Bad News was good news for anybody who needed a quote
MARVIN (BAD NEWS) Barnes was ahead of his time, which is ironic, because during his short pro basketball career, he had trouble keeping track of it. Punctuality was not his forte, and even when he did arrive on time, he often found it hard to grasp clock-related matters. In 1975, during his rookie year in the ABA, Barnes showed up for a team flight from Louisville to St. Louis and was told that because of the time zones, the arrival time would be roughly the same as the departure time. Bad News was aghast. "I ain't getting on no time machine," he said.

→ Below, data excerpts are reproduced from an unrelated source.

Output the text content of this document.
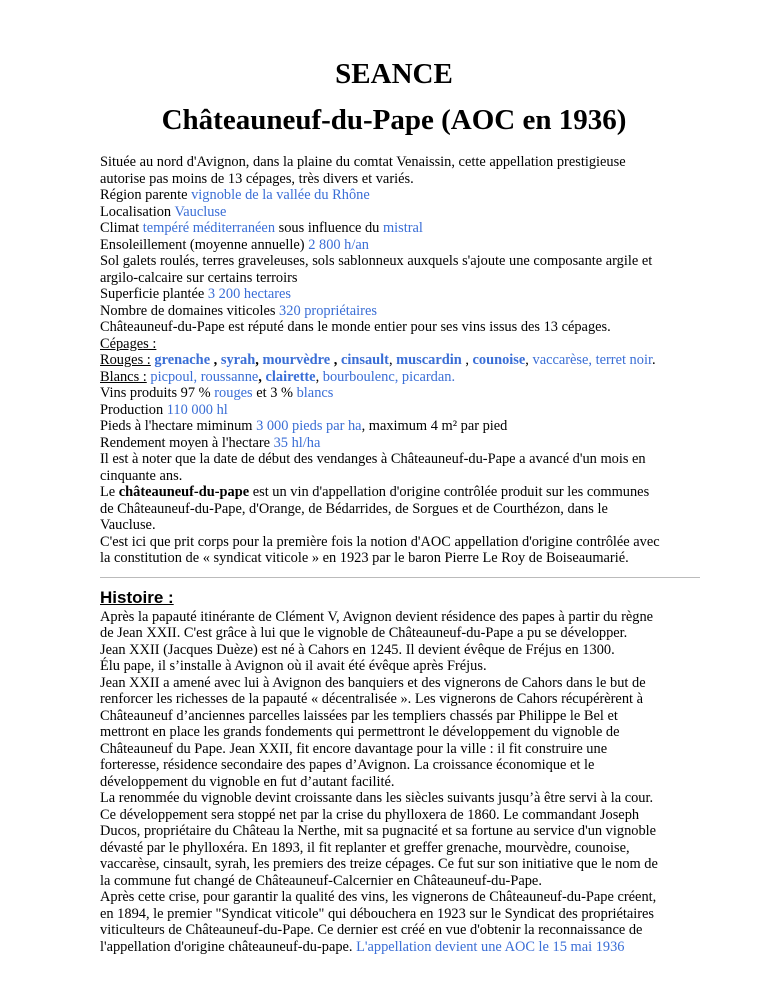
SEANCE
Châteauneuf-du-Pape (AOC en 1936)
Située au nord d'Avignon, dans la plaine du comtat Venaissin, cette appellation prestigieuse
autorise pas moins de 13 cépages, très divers et variés.
Région parente vignoble de la vallée du Rhône
Localisation Vaucluse
Climat tempéré méditerranéen sous influence du mistral
Ensoleillement (moyenne annuelle) 2 800 h/an
Sol galets roulés, terres graveleuses, sols sablonneux auxquels s'ajoute une composante argile et
argilo-calcaire sur certains terroirs
Superficie plantée 3 200 hectares
Nombre de domaines viticoles 320 propriétaires
Châteauneuf-du-Pape est réputé dans le monde entier pour ses vins issus des 13 cépages.
Cépages :
Rouges : grenache , syrah, mourvèdre , cinsault, muscardin , counoise, vaccarèse, terret noir.
Blancs : picpoul, roussanne, clairette, bourboulenc, picardan.
Vins produits 97 % rouges et 3 % blancs
Production 110 000 hl
Pieds à l'hectare miminum 3 000 pieds par ha, maximum 4 m² par pied
Rendement moyen à l'hectare 35 hl/ha
Il est à noter que la date de début des vendanges à Châteauneuf-du-Pape a avancé d'un mois en
cinquante ans.
Le châteauneuf-du-pape est un vin d'appellation d'origine contrôlée produit sur les communes
de Châteauneuf-du-Pape, d'Orange, de Bédarrides, de Sorgues et de Courthézon, dans le
Vaucluse.
C'est ici que prit corps pour la première fois la notion d'AOC appellation d'origine contrôlée avec
la constitution de « syndicat viticole » en 1923 par le baron Pierre Le Roy de Boiseaumarié.
Histoire :
Après la papauté itinérante de Clément V, Avignon devient résidence des papes à partir du règne
de Jean XXII. C'est grâce à lui que le vignoble de Châteauneuf-du-Pape a pu se développer.
Jean XXII (Jacques Duèze) est né à Cahors en 1245. Il devient évêque de Fréjus en 1300.
Élu pape, il s’installe à Avignon où il avait été évêque après Fréjus.
Jean XXII a amené avec lui à Avignon des banquiers et des vignerons de Cahors dans le but de
renforcer les richesses de la papauté « décentralisée ». Les vignerons de Cahors récupérèrent à
Châteauneuf d’anciennes parcelles laissées par les templiers chassés par Philippe le Bel et
mettront en place les grands fondements qui permettront le développement du vignoble de
Châteauneuf du Pape. Jean XXII, fit encore davantage pour la ville : il fit construire une
forteresse, résidence secondaire des papes d’Avignon. La croissance économique et le
développement du vignoble en fut d’autant facilité.
La renommée du vignoble devint croissante dans les siècles suivants jusqu’à être servi à la cour.
Ce développement sera stoppé net par la crise du phylloxera de 1860. Le commandant Joseph
Ducos, propriétaire du Château la Nerthe, mit sa pugnacité et sa fortune au service d'un vignoble
dévasté par le phylloxéra. En 1893, il fit replanter et greffer grenache, mourvèdre, counoise,
vaccarèse, cinsault, syrah, les premiers des treize cépages. Ce fut sur son initiative que le nom de
la commune fut changé de Châteauneuf-Calcernier en Châteauneuf-du-Pape.
Après cette crise, pour garantir la qualité des vins, les vignerons de Châteauneuf-du-Pape créent,
en 1894, le premier "Syndicat viticole" qui débouchera en 1923 sur le Syndicat des propriétaires
viticulteurs de Châteauneuf-du-Pape. Ce dernier est créé en vue d'obtenir la reconnaissance de
l'appellation d'origine châteauneuf-du-pape. L'appellation devient une AOC le 15 mai 1936
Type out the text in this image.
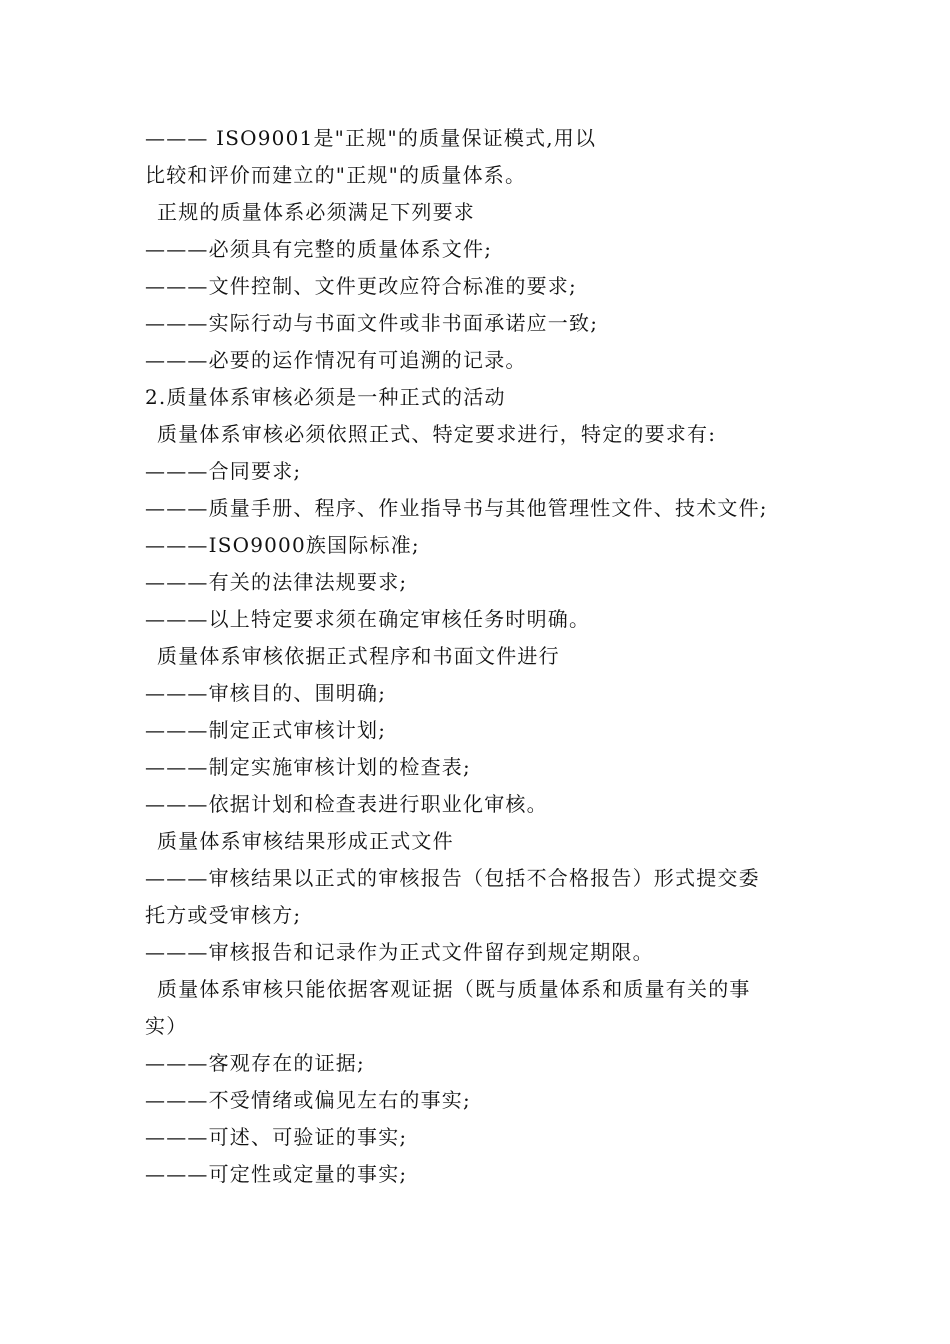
——— ISO9001是"正规"的质量保证模式,用以
比较和评价而建立的"正规"的质量体系。
正规的质量体系必须满足下列要求
———必须具有完整的质量体系文件;
———文件控制、文件更改应符合标准的要求;
———实际行动与书面文件或非书面承诺应一致;
———必要的运作情况有可追溯的记录。
2.质量体系审核必须是一种正式的活动
质量体系审核必须依照正式、特定要求进行，特定的要求有:
———合同要求;
———质量手册、程序、作业指导书与其他管理性文件、技术文件;
———ISO9000族国际标准;
———有关的法律法规要求;
———以上特定要求须在确定审核任务时明确。
质量体系审核依据正式程序和书面文件进行
———审核目的、围明确;
———制定正式审核计划;
———制定实施审核计划的检查表;
———依据计划和检查表进行职业化审核。
质量体系审核结果形成正式文件
———审核结果以正式的审核报告（包括不合格报告）形式提交委
托方或受审核方;
———审核报告和记录作为正式文件留存到规定期限。
质量体系审核只能依据客观证据（既与质量体系和质量有关的事
实）
———客观存在的证据;
———不受情绪或偏见左右的事实;
———可述、可验证的事实;
———可定性或定量的事实;
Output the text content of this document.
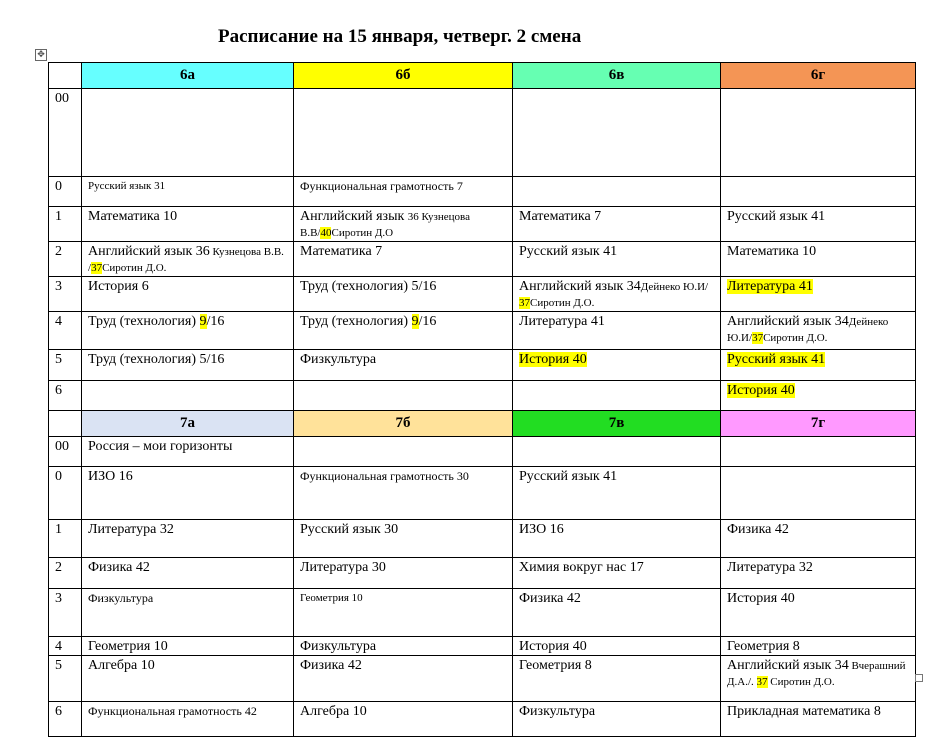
Расписание на 15 января, четверг. 2 смена
✥
	6а	6б	6в	6г
00				
0	Русский язык 31	Функциональная грамотность 7		
1	Математика 10	Английский язык 36 Кузнецова В.В/40Сиротин Д.О	Математика 7	Русский язык 41
2	Английский язык 36 Кузнецова В.В. /37Сиротин Д.О.	Математика 7	Русский язык 41	Математика 10
3	История 6	Труд (технология) 5/16	Английский язык 34Дейнеко Ю.И/ 37Сиротин Д.О.	Литература 41
4	Труд (технология) 9/16	Труд (технология) 9/16	Литература 41	Английский язык 34Дейнеко Ю.И/37Сиротин Д.О.
5	Труд (технология) 5/16	Физкультура	История 40	Русский язык 41
6				История 40
	7а	7б	7в	7г
00	Россия – мои горизонты			
0	ИЗО 16	Функциональная грамотность 30	Русский язык 41	
1	Литература 32	Русский язык 30	ИЗО 16	Физика 42
2	Физика 42	Литература 30	Химия вокруг нас 17	Литература 32
3	Физкультура	Геометрия 10	Физика 42	История 40
4	Геометрия 10	Физкультура	История 40	Геометрия 8
5	Алгебра 10	Физика 42	Геометрия 8	Английский язык 34 Вчерашний Д.А./. 37 Сиротин Д.О.
6	Функциональная грамотность 42	Алгебра 10	Физкультура	Прикладная математика 8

Reviewing Barnes's wildly entertaining but ultimately disappointing career is like going back to the future, because he was a forerunner of the modern-day athlete as antihero. Even in the near anarchy of the ABA, Barnes was a happy outlaw, legendary for his blithe disregard of most rules. Bad News was skipping practices when Allen Iverson was a baby. He was self-absorbed and materialistic before Deion Sanders bought his first gold chain. He was partying until game time when Dennis Rodman was in grade school. But he carried his flaws to such cartoonish lengths that it's impossible to recall him without a certain fondness. Bad News once decided to sleep in rather than join his team on its morning flight. Later that day Bad News chartered a plane and arrived at the arena 10 minutes before tip-off. He sauntered into the locker room wearing a wide-brimmed hat and a full-length mink coat, carrying a bag of fast food. "Have no fear, BB is here," he said, opening the coat to reveal that he was wearing his uniform underneath.